Methodology

How we measure. What we don’t measure. How you can reproduce.

What we measure

Cold-start latency. Steady-state tokens per second. Tokens per second under concurrent load (1, 5, 10, 20 simultaneous users). Tool-call success rate. Multi-turn coherence. Memory footprint. Watts at the wall, where we can capture them. Heat under sustained load.

What we don’t measure

Vibes. “Feels fast.” Marketing-grade comparisons against models we haven’t actually run. Synthetic benchmarks that don’t map to workloads we run in production. Anything we can’t reproduce from a JSONL plus the harness.

Fairness rules

Same prompt corpus across runs of comparable kind. NTP-synced timestamps. No warm-cache cheating — every cold-start measurement is genuinely cold. Model checkpoints declared with their hash. The git SHA of the harness committed alongside every run.

Reproducibility

Every run we publish has its raw JSONL, its tee’d log, a human-readable summary, and a metadata file declaring device, model, parameters, environment, and the SHA of the harness. Clone the public archive; re-run; tell us where we got it wrong.

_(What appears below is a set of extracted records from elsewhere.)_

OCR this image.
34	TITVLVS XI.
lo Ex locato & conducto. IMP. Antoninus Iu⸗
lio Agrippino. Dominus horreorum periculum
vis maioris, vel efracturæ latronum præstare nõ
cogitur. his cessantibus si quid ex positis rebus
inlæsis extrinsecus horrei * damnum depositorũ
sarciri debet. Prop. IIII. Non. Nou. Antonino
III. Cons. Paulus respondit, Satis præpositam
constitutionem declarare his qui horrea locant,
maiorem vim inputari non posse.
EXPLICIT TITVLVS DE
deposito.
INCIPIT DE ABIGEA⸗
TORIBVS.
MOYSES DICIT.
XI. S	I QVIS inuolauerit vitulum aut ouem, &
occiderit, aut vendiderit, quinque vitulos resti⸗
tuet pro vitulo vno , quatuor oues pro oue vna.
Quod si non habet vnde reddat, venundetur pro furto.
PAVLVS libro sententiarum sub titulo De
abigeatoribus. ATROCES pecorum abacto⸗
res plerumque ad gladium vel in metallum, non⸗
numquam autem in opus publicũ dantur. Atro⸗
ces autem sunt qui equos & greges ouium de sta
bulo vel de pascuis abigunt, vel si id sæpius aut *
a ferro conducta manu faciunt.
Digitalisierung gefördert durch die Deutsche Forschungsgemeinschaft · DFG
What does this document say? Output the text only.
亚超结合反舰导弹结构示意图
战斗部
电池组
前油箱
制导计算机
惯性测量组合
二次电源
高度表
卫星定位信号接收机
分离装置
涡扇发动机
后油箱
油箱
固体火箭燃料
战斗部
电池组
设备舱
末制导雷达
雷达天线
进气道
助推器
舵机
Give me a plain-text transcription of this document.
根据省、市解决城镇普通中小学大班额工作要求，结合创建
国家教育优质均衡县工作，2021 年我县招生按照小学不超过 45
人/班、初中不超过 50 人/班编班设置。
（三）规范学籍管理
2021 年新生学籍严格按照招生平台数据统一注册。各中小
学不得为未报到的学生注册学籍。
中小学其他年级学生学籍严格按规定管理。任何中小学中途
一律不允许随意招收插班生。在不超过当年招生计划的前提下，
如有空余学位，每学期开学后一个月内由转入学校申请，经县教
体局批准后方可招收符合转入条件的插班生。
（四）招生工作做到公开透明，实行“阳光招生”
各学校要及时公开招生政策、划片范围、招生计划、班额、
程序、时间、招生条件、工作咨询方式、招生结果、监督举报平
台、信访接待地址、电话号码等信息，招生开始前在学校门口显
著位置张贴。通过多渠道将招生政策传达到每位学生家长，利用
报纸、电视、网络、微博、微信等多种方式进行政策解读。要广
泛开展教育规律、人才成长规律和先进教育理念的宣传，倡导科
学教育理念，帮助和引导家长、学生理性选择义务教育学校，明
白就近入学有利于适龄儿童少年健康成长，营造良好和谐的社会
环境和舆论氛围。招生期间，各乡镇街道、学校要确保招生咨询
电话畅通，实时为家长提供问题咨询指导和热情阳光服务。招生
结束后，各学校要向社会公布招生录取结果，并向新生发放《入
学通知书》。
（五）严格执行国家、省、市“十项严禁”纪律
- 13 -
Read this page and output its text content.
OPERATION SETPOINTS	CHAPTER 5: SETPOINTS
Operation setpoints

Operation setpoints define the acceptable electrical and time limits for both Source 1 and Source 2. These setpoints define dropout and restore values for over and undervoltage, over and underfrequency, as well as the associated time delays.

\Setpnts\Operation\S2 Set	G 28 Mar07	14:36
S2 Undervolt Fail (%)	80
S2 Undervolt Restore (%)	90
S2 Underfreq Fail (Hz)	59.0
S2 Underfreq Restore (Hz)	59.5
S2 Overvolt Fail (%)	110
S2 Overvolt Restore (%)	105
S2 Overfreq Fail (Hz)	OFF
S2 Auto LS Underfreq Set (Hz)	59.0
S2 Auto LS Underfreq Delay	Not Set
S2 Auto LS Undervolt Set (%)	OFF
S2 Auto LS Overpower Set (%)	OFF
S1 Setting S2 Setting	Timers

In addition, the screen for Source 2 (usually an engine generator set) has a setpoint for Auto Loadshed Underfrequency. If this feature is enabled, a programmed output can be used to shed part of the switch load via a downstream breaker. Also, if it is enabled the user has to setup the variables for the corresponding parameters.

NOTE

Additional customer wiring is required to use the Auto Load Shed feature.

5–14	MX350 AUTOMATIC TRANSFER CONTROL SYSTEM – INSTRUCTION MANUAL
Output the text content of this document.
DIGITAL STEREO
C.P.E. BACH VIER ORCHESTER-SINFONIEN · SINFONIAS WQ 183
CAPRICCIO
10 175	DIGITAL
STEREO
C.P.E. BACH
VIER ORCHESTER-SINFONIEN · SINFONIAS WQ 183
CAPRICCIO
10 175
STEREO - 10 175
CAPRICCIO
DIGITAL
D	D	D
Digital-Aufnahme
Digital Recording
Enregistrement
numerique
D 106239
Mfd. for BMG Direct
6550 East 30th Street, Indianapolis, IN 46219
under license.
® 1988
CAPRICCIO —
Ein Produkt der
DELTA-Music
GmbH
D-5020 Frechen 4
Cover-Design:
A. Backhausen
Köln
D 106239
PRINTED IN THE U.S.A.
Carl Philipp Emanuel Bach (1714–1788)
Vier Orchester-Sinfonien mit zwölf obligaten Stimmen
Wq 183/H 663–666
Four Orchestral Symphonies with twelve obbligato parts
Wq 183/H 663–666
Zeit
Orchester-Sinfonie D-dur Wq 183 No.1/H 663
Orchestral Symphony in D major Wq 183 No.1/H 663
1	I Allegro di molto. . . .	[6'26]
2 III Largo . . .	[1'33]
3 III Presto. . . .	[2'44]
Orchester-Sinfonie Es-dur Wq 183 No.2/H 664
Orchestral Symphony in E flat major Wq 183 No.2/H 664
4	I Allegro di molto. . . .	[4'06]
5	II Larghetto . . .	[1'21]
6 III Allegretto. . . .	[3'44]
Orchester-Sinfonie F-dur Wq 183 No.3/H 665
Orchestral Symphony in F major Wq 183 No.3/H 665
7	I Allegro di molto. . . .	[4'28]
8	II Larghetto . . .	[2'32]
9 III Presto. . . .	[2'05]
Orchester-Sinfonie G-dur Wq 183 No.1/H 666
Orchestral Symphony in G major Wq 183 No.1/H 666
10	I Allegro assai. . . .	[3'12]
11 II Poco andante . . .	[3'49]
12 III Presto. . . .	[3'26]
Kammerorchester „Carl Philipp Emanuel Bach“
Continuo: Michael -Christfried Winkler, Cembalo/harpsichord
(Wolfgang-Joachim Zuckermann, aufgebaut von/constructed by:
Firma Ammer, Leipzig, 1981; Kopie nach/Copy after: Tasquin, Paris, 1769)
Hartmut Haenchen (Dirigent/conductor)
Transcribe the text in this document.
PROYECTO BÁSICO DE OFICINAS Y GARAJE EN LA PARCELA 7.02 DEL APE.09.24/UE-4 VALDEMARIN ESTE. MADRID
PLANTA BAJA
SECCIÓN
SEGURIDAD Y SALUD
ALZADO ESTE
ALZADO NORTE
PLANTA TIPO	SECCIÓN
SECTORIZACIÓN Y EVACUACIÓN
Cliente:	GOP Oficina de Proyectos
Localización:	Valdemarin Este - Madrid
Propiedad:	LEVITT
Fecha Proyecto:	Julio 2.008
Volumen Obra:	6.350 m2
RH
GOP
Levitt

Mistakes we’ve published and corrected

The Predator Qwen rerun set started life as a Mission 1 v0.5 with a methodology bug (per-model swap pressure inflating the mid-size overhead). The post-mortem explains what we got wrong + what we changed. The v3 rerun (`ad057f5b`) is the cleanest weeyuga-routing baseline we have today; a llama.cpp-vs-Ollama engine-direct comparison stayed parked when Pavilion’s Ollama wrapper gap blocked the Phase 2 run.

More entries land here as Janie + Vera voice-pass them. Honest is how trust gets built.